Reddix’s brother helped him get a job as a roadie for Grateful Dead bassist Phil Lesh, and the term “420” caught on in that Deadhead circle. The legend goes that on Dec. 28, 1990, Deadheads in Oakland handed out flyers inviting people to smoke “420” on April 20 at 4:20 p.m — and one got in the hands of Steve Bloom, a former reporter for High Times magazine. The publication published the flyer in 1991 and continued to reference the number, and before long those digits became known globally for their association with marijuana. In 1998, the outlet recognized the “Waldos” as the “inventors” of 420.

The Waldos still live in northern California, in Marin County and Sonoma County, and are still good friends. TIME caught up with Reddix, now a documentary filmmaker and former CNN cameraman, and Capper, who runs a business that works with staffing agencies, to learn more about 4/20 history.

The reasons for their meeting time, it turns out, aren’t very complicated: school ended around 3:00 p.m., and then came sports practice, and then it would be about 4:20. And the social circumstances that led to the ritual might be familiar to any number of high-schoolers.

“We got tired of the Friday-night football scene with all of the jocks,” says Reddix. “We were the guys sitting under the stands smoking a doobie, wondering what we were doing there.”

What happened after 4:20, however, could be a little more unusual. The group challenged each other to find new and interesting things to do while they were high — Reddix says he kept a log of their “safaris” — and tried, at least in some cases, to stay away from their homes as much as possible. (Reddix says he didn’t get along with his stepfather, and that Jeff Noel’s father “happened to be a high-level state narcotics officer,” which the boys sometimes took advantage of by trying to make off with contraband that might be locked in his car, but which also posed its own obvious risks.) In one stand-out example of such a safari, Capper says, the group drove out to a rural area and saw something “magical.”

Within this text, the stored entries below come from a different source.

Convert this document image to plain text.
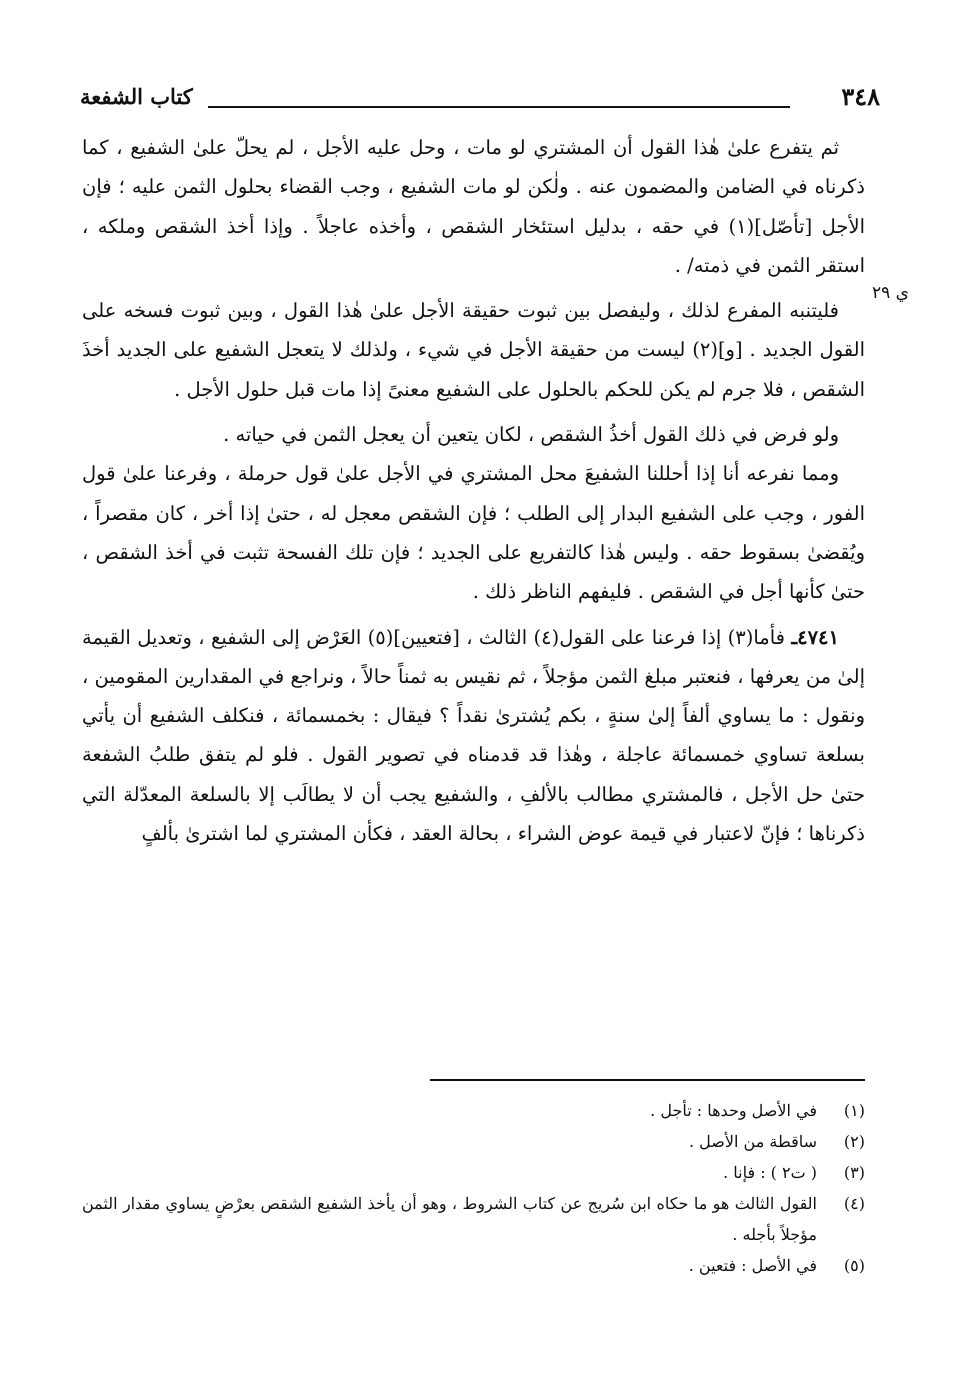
٣٤٨
كتاب الشفعة
ي ٢٩

ثم يتفرع علىٰ هٰذا القول أن المشتري لو مات ، وحل عليه الأجل ، لم يحلّ علىٰ الشفيع ، كما ذكرناه في الضامن والمضمون عنه . ولٰكن لو مات الشفيع ، وجب القضاء بحلول الثمن عليه ؛ فإن الأجل [تأصّل](١) في حقه ، بدليل استئخار الشقص ، وأخذه عاجلاً . وإذا أخذ الشقص وملكه ، استقر الثمن في ذمته/ .

فليتنبه المفرع لذلك ، وليفصل بين ثبوت حقيقة الأجل علىٰ هٰذا القول ، وبين ثبوت فسخه على القول الجديد . [و](٢) ليست من حقيقة الأجل في شيء ، ولذلك لا يتعجل الشفيع على الجديد أخذَ الشقص ، فلا جرم لم يكن للحكم بالحلول على الشفيع معنىً إذا مات قبل حلول الأجل .

ولو فرض في ذلك القول أخذُ الشقص ، لكان يتعين أن يعجل الثمن في حياته .

ومما نفرعه أنا إذا أحللنا الشفيعَ محل المشتري في الأجل علىٰ قول حرملة ، وفرعنا علىٰ قول الفور ، وجب على الشفيع البدار إلى الطلب ؛ فإن الشقص معجل له ، حتىٰ إذا أخر ، كان مقصراً ، ويُقضىٰ بسقوط حقه . وليس هٰذا كالتفريع على الجديد ؛ فإن تلك الفسحة تثبت في أخذ الشقص ، حتىٰ كأنها أجل في الشقص . فليفهم الناظر ذلك .

٤٧٤١ـ فأما(٣) إذا فرعنا على القول(٤) الثالث ، [فتعيين](٥) العَرْض إلى الشفيع ، وتعديل القيمة إلىٰ من يعرفها ، فنعتبر مبلغ الثمن مؤجلاً ، ثم نقيس به ثمناً حالاً ، ونراجع في المقدارين المقومين ، ونقول : ما يساوي ألفاً إلىٰ سنةٍ ، بكم يُشترىٰ نقداً ؟ فيقال : بخمسمائة ، فنكلف الشفيع أن يأتي بسلعة تساوي خمسمائة عاجلة ، وهٰذا قد قدمناه في تصوير القول . فلو لم يتفق طلبُ الشفعة حتىٰ حل الأجل ، فالمشتري مطالب بالألفِ ، والشفيع يجب أن لا يطالَب إلا بالسلعة المعدّلة التي ذكرناها ؛ فإنّ لاعتبار في قيمة عوض الشراء ، بحالة العقد ، فكأن المشتري لما اشترىٰ بألفٍ

(١)
في الأصل وحدها : تأجل .
(٢)
ساقطة من الأصل .
(٣)
( ت٢ ) : فإنا .
(٤)
القول الثالث هو ما حكاه ابن سُريج عن كتاب الشروط ، وهو أن يأخذ الشفيع الشقص بعرْضٍ يساوي مقدار الثمن مؤجلاً بأجله .
(٥)
في الأصل : فتعين .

“The car’s filled with pot smoke, and when we roll down the window, we see two single lines of cows following our car,” he recalls.

“We thought they were hamburgers,” Reddix jokes, but it turned out that they had been trained to follow the farmer’s truck if they wanted to be fed.

Magical cows aside, a lot has changed in the marijuana world between 1971 and 2017, they say — and not just that, in their experience, the weed available today is much stronger than it once was.

Capper says that the mainstream American perception of people who smoke marijuana has evolved significantly since they started 4/20, as it’s more accepted that people who are marijuana enthusiasts can also be healthy and smart. He says that his business partner has at times worried that the publicity around Capper’s association with 420 might be bad for business, but that in practice, the people he meets at conferences who are aware of the connection are more likely to ask for a selfie than to judge him. (As for high school, “while I was smoking all this pot, I did two years of coursework in one year and got straight As,” he says.) More accepted medical use of marijuana has also changed the conversation about the drug; Reddix’s wife has used cannabinoids for migraines, and he says it seems to help. And, obviously, the spread of the legalization movement has brought marijuana much more into the open than it once was — “It’s cool that it’s legal, and people aren’t going to jail as much,” says Capper.

As for their own place in marijuana history, they enjoy seeing “420” come up in pop culture — as in Pulp Fiction, in which some of the clocks are set to 4:20, or hotel room 420 in Hot Tub Time Machine — and hope their coded contribution to cannabis culture provides those enthusiasts who observe the day with a little bit of the “private joke quality” and the “brotherhood of outlaws” feeling that they experienced growing up, when their habit was strictly underground.

“Now legalization is happening so fast, you’ve got to stand back and go, this is weird,” says Capper. “This is a trip.”